Warning: This document is for an old version of Rasa. The latest version is 1.10.1.

Validate Data

Test Domain and Data Files for Mistakes

To verify if there are any mistakes in your domain file, NLU data, or story data, run the validate script. You can run it with the following command:

rasa data validate

The script above runs all the validations on your files, except for story structure validation, which is omitted unless you provide the --max-history argument. Here is the list of options to the script:

usage: rasa data validate [-h] [-v] [-vv] [--quiet]
                          [--max-history MAX_HISTORY] [--fail-on-warnings]
                          [-d DOMAIN] [--data DATA]
                          {stories} ...

positional arguments:
  {stories}
    stories             Checks for inconsistencies in the story files.

optional arguments:
  -h, --help            show this help message and exit
  --max-history MAX_HISTORY
                        Number of turns taken into account for story structure
                        validation. (default: None)
  --fail-on-warnings    Fail validation on warnings and errors. If omitted
                        only errors will result in a non zero exit code.
                        (default: False)
  -d DOMAIN, --domain DOMAIN
                        Domain specification (yml file). (default: domain.yml)
  --data DATA           Path to the file or directory containing Rasa data.
                        (default: data)

Python Logging Options:
  -v, --verbose         Be verbose. Sets logging level to INFO. (default:
                        None)
  -vv, --debug          Print lots of debugging statements. Sets logging level
                        to DEBUG. (default: None)
  --quiet               Be quiet! Sets logging level to WARNING. (default:
                        None)

By default the validator searches only for errors in the data (e.g. the same example being listed as an example for two intents), but does not report other minor issues (such as unused intents, utterances that are not listed as actions). To also report the later use the -debug flag.

You can also run these validations through the Python API by importing the Validator class, which has the following methods:

from_files(): Creates the instance from string paths to the necessary files.

verify_intents(): Checks if intents listed in domain file are consistent with the NLU data.

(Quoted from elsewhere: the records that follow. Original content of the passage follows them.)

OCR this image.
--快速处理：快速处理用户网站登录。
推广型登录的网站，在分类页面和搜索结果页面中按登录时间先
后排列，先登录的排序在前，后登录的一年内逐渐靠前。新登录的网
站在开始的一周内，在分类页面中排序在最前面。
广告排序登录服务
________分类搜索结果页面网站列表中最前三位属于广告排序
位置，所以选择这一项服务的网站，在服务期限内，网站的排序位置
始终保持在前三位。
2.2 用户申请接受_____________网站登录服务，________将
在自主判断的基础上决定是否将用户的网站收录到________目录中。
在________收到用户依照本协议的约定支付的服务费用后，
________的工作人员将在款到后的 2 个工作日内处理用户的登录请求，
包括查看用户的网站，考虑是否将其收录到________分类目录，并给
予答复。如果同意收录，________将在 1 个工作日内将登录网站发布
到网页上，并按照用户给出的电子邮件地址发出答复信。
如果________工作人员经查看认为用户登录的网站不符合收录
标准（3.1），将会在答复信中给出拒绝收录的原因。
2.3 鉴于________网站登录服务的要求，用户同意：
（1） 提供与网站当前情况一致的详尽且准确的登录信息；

verify_example_repetition_in_intents(): Checks if there is no duplicated data among distinct intents at NLU data.

verify_intents_in_stories(): Verification for intents in the stories, to check if they are valid.

verify_utterances(): Checks domain file for consistency between responses listed in the responses section and the utterance actions you have defined.

verify_utterances_in_stories(): Verification for utterances in stories, to check if they are valid.

verify_all(): Runs all verifications above.

verify_domain_validity(): Check if domain is valid.

To use these functions it is necessary to create a Validator object and initialize the logger. See the following code:

import logging
from rasa import utils
from rasa.core.validator import Validator

logger = logging.getLogger(__name__)

utils.configure_colored_logging('DEBUG')

validator = Validator.from_files(domain_file='domain.yml',
                                 nlu_data='data/nlu_data.md',
                                 stories='data/stories.md')

validator.verify_all()

Test Story Files for Conflicts

In addition to the default tests described above, you can also do a more in-depth structural test of your stories. In particular, you can test if your stories are inconsistent, i.e. if different bot actions follow from the same dialogue history. If this is not the case, then Rasa cannot learn the correct behaviour.

Take, for example, the following two stories:

## Story 1
* greet
  - utter_greet
* inform_happy
  - utter_happy
  - utter_goodbye

## Story 2
* greet
  - utter_greet
* inform_happy
  - utter_goodbye

These two stories are inconsistent, because Rasa doesn’t know if it should predict utter_happy or utter_goodbye after inform_happy, as there is nothing that would distinguish the dialogue states at inform_happy in the two stories and the subsequent actions are different in Story 1 and Story 2.

This conflict can be automatically identified with our story structure validation tool. To do this, use rasa data validate in the command line, as follows:

rasa data validate stories --max-history 3
> 2019-12-09 09:32:13 INFO     rasa.core.validator  - Story structure validation...
> 2019-12-09 09:32:13 INFO     rasa.core.validator  - Assuming max_history = 3
>   Processed Story Blocks: 100% 2/2 [00:00<00:00, 3237.59it/s, # trackers=1]
> 2019-12-09 09:32:13 WARNING  rasa.core.validator  - CONFLICT after intent 'inform_happy':
>   utter_goodbye predicted in 'Story 2'
>   utter_happy predicted in 'Story 1'

Here we specify a max-history value of 3. This means, that 3 events (user messages / bot actions) are taken into account for action predictions, but the particular setting does not matter for this example, because regardless of how long of a history you take into account, the conflict always exists.

Warning

The rasa data validate stories script assumes that all your story names are unique. If your stories are in the Markdown format, you may find duplicate names with a command like grep -h "##" data/*.md | uniq -c | grep "^[^1]".